I have a daughter and a husband that need me to stick around. I don’t know if you know this or not, you don’t live very long once your liver and kidneys start failing. I want to live.
I have to convince my body every day that getting up out of bed is a good thing. That just because I slept horribly doesn’t mean I can ignore my daughter. Doing actual cardio type work-out is not realistic of a person with Fibromyalgia. We do five minutes of Cardio, and feel like we did three hours of cardio. I started slow and small. Ten minute walks and it was brutal. I often had to lay down or rest for at least thirty minutes if not longer. People with normal bodies can start an exercise routine. They can increase weekly. People with fibro bodies can maybe increase every three months. We inch our way up to a decent workout. I personally pushed myself and moved up by half mile increments. It has taken me almost three years to get up to four miles twice a week. Sometimes after my four mile walk. It is all I can do to function again at two forty five to go get my daughter from school, by three fifteen. Some days they hardly bother me.
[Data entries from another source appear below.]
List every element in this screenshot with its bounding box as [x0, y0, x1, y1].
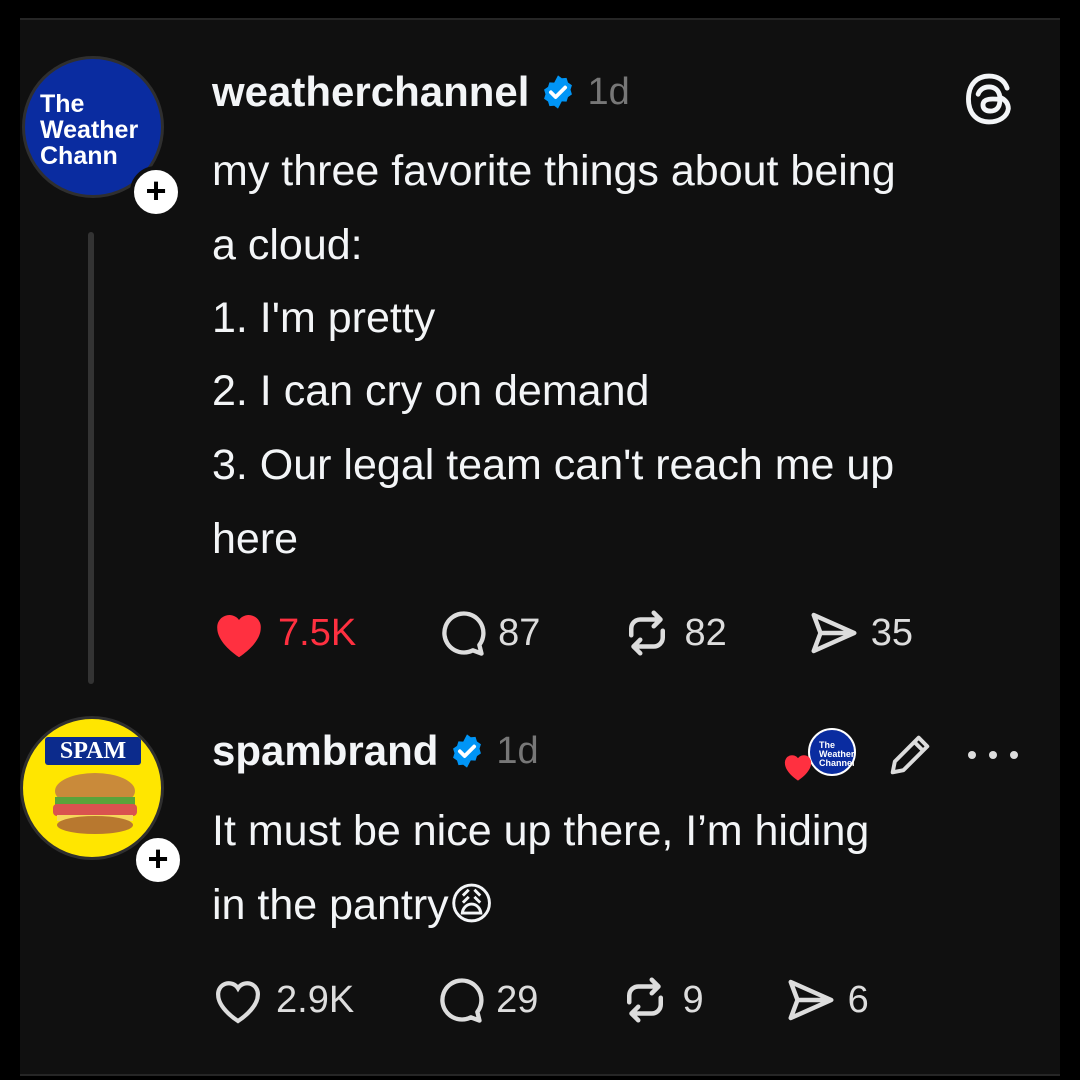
- spam-logo-text: SPAM: [59, 738, 127, 764]
- comment-icon: [442, 611, 486, 656]
- send-icon: [811, 612, 857, 654]
- share-count: 6: [847, 978, 869, 1021]
- reply-count: 87: [498, 611, 541, 654]
- post1-text-line4: 3. Our legal team can't reach me up here: [212, 441, 895, 563]
- threads-logo-icon[interactable]: [960, 70, 1018, 128]
- burger-image: [53, 773, 137, 834]
- avatar-logo-text: The Weather Chann: [40, 90, 139, 170]
- send-icon: [788, 979, 834, 1021]
- spam-logo-banner: SPAM: [45, 737, 141, 765]
- like-count: 7.5K: [278, 611, 357, 654]
- share-button[interactable]: 6: [784, 973, 869, 1027]
- reply-button[interactable]: 29: [434, 974, 538, 1026]
- post1-actions: 7.5K 87 82 35: [210, 603, 993, 663]
- post2-actions: 2.9K 29 9 6: [210, 970, 949, 1030]
- post2-text-body: It must be nice up there, I’m hiding in …: [212, 807, 870, 929]
- thread-connector-line: [88, 232, 94, 684]
- verified-badge-icon: [453, 734, 482, 768]
- weary-emoji: 😩: [448, 880, 495, 929]
- repost-icon: [629, 610, 666, 656]
- pencil-icon[interactable]: [884, 729, 936, 781]
- comment-icon: [440, 978, 484, 1023]
- follow-plus-button[interactable]: +: [130, 166, 182, 218]
- post1-text-line2: 1. I'm pretty: [212, 294, 436, 342]
- repost-icon: [627, 977, 664, 1023]
- repost-count: 82: [684, 611, 727, 654]
- more-icon[interactable]: [964, 745, 1022, 765]
- repost-count: 9: [682, 978, 704, 1021]
- reply-button[interactable]: 87: [436, 607, 540, 659]
- reply-count: 29: [496, 978, 539, 1021]
- repost-button[interactable]: 82: [620, 606, 727, 660]
- like-button[interactable]: 7.5K: [210, 606, 356, 660]
- post2-header-actions: The Weather Channel: [780, 728, 1022, 782]
- heart-icon: [784, 755, 812, 781]
- heart-icon: [216, 981, 260, 1024]
- verified-badge-icon: [544, 75, 573, 109]
- repost-button[interactable]: 9: [618, 973, 704, 1027]
- like-button[interactable]: 2.9K: [210, 974, 354, 1026]
- follow-plus-button[interactable]: +: [132, 834, 184, 886]
- post1-header: weatherchannel 1d: [212, 68, 630, 116]
- share-button[interactable]: 35: [807, 606, 913, 660]
- post1-username[interactable]: weatherchannel: [212, 68, 529, 116]
- like-count: 2.9K: [276, 978, 355, 1021]
- post2-text: It must be nice up there, I’m hiding in …: [212, 794, 1032, 942]
- post2-header: spambrand 1d: [212, 727, 539, 775]
- share-count: 35: [870, 611, 914, 654]
- post1-text-line3: 2. I can cry on demand: [212, 367, 650, 415]
- heart-icon: [217, 615, 261, 658]
- post2-username[interactable]: spambrand: [212, 727, 438, 775]
- liked-by-author-indicator[interactable]: The Weather Channel: [780, 728, 858, 782]
- post1-text-line1: my three favorite things about being a c…: [212, 147, 896, 269]
- post2-time: 1d: [496, 729, 539, 772]
- post1-time: 1d: [587, 70, 630, 113]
I have slowly increased (read seconds) my pace to get it under twenty minute miles. Now please explain to me what kind of employer will accept that kind of work schedule. I can’t tell you in advance, “Oh on Thursday I am not going to be able to function.” There are nights I literally go to bed thinking, “hey, I am feeling pretty decent.” Only to wake up feeling like a mack truck just ran me over a bulldozer came after and then I was used as a punching bag.
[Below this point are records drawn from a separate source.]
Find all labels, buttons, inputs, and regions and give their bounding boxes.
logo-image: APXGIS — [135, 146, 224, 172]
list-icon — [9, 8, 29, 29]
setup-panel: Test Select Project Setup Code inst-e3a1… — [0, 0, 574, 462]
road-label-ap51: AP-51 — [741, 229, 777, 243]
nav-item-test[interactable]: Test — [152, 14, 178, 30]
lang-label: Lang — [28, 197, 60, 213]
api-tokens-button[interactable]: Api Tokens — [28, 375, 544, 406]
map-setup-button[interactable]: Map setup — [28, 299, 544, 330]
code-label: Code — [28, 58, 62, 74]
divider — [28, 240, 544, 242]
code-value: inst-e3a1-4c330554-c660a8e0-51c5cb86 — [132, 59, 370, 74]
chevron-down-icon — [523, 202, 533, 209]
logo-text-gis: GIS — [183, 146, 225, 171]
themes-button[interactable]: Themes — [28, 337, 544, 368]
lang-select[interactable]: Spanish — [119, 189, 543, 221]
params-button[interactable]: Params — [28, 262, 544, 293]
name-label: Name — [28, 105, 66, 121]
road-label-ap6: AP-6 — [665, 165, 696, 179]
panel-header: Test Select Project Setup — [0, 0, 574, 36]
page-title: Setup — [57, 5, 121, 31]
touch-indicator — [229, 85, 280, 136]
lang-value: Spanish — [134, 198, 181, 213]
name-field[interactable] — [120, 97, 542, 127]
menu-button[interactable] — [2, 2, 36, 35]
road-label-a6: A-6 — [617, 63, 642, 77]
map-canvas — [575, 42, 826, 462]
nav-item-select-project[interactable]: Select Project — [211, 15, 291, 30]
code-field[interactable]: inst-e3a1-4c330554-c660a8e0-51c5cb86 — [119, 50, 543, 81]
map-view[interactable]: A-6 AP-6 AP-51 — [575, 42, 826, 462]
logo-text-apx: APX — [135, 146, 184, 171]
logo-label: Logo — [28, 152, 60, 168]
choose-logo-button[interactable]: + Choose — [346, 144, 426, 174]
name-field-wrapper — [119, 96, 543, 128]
I get comments like, “Well if you can do four mile walks you can work.”
“I am so glad you know my body better than me.” Do you see any of what happens after that walk? NO, you don’t. Most of the time because I am sucking it up and functioning at some level for my daughter.
What you don’t realize is, walking and standing are two totally different things. I can walk and walk and walk. I can push myself to walk. Standing is a whole nother matter. I can stand for about five minutes. Fifteen minutes my hips and knees and ankles are screaming. I often push myself to do twenty minutes at a time. However, I rarely make the entire twenty minutes standing in one place.
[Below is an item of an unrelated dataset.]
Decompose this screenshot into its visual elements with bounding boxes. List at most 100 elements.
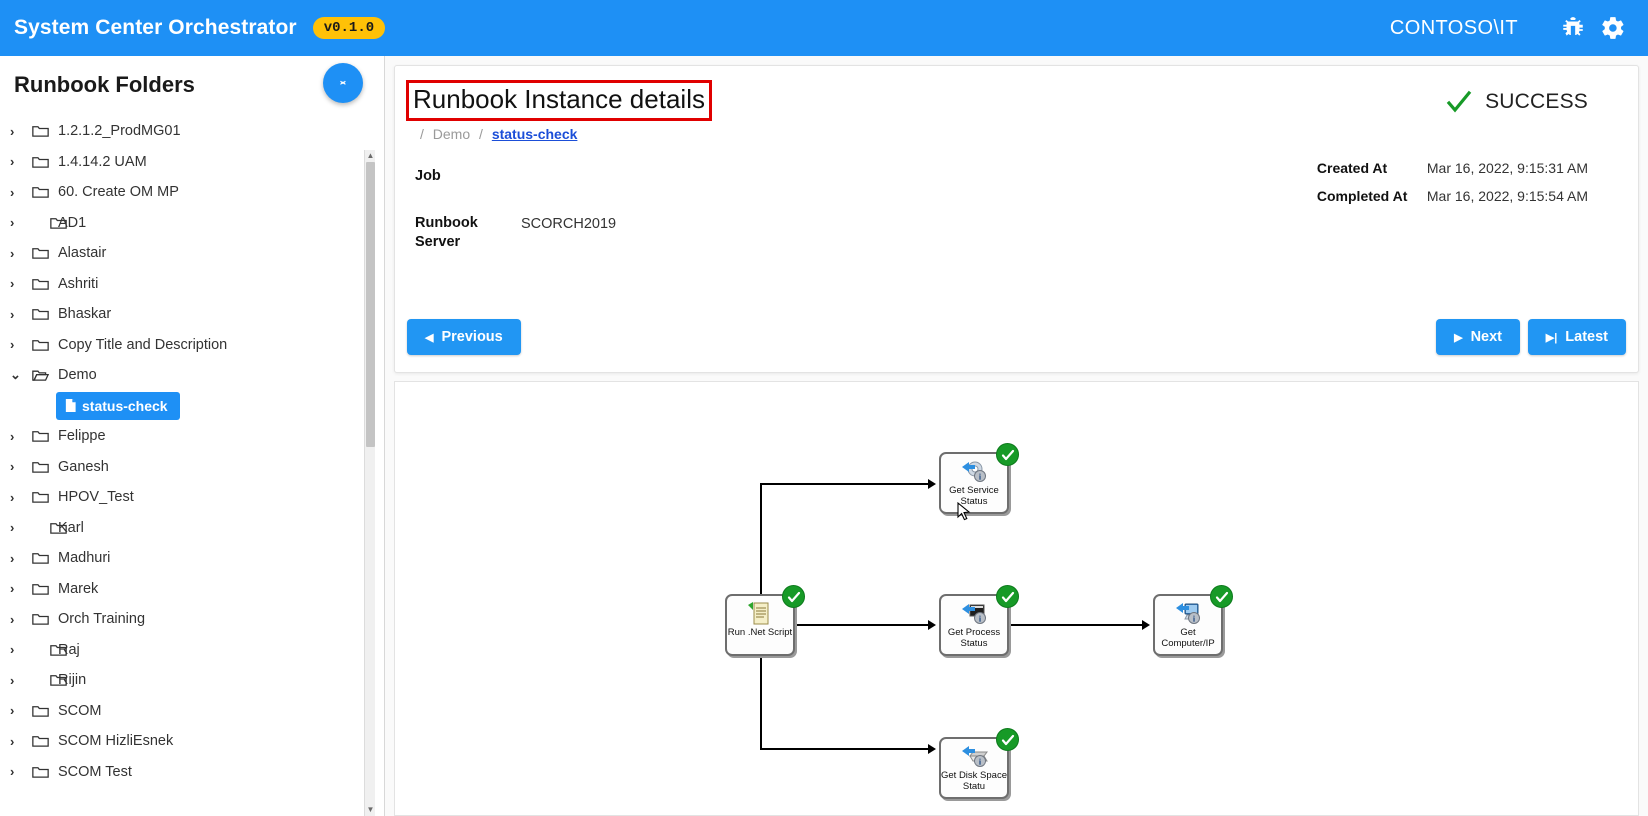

What you are failing to realize when you call me lazy, is I am not you. Your body responds to different stimuli differently than my body will. I maybe young but I am dealing with a body that is falling apart.
Unless you are paying for my food, don’t tell me how I need to eat. Real fresh food is expensive. I don’t always have the money to get fruit and veggies from the farmers market. When I was working, I not only did not have the money, I did not have the time OR the energy. Supplements are great. I highly recommend taking supplements. However, they too cost money. It annoys me how much they cost. However, they work and they help, so I keep at it. Sometimes, I just need to eat emotionally. When I do, I don’t need someone criticizing my choice. I know it is horrible. I often will eat extra carefully for several days afterwards. We all have a balance. Sometimes I can maintain my balance. Sometimes I need to eat my feelings.
Next time you go to tell someone “You look fine, stop being lazy, get off your bum,” Maybe you should use your brain and think. Maybe just maybe you should ask that person how they are doing? How they are REALLY doing. Then all you have to do is listen, truly listen. I often won’t tell people how much I am hurting. I am here I am functioning I am okay. So the answer you get is . I am fine. I get tired of complaining. I get tired of giving any of my pain any kind of attention, even if it is just to acknowledge it is there.
If you could step into my brain for even just an hour. If you could hear my inner dialogue. If you could hear how hard I am on myself.If you could feel the frustration my brain has over the limitations of my body. You would think twice before speaking.
Stop judging people who live with invisible chronic illness and start truly helping us.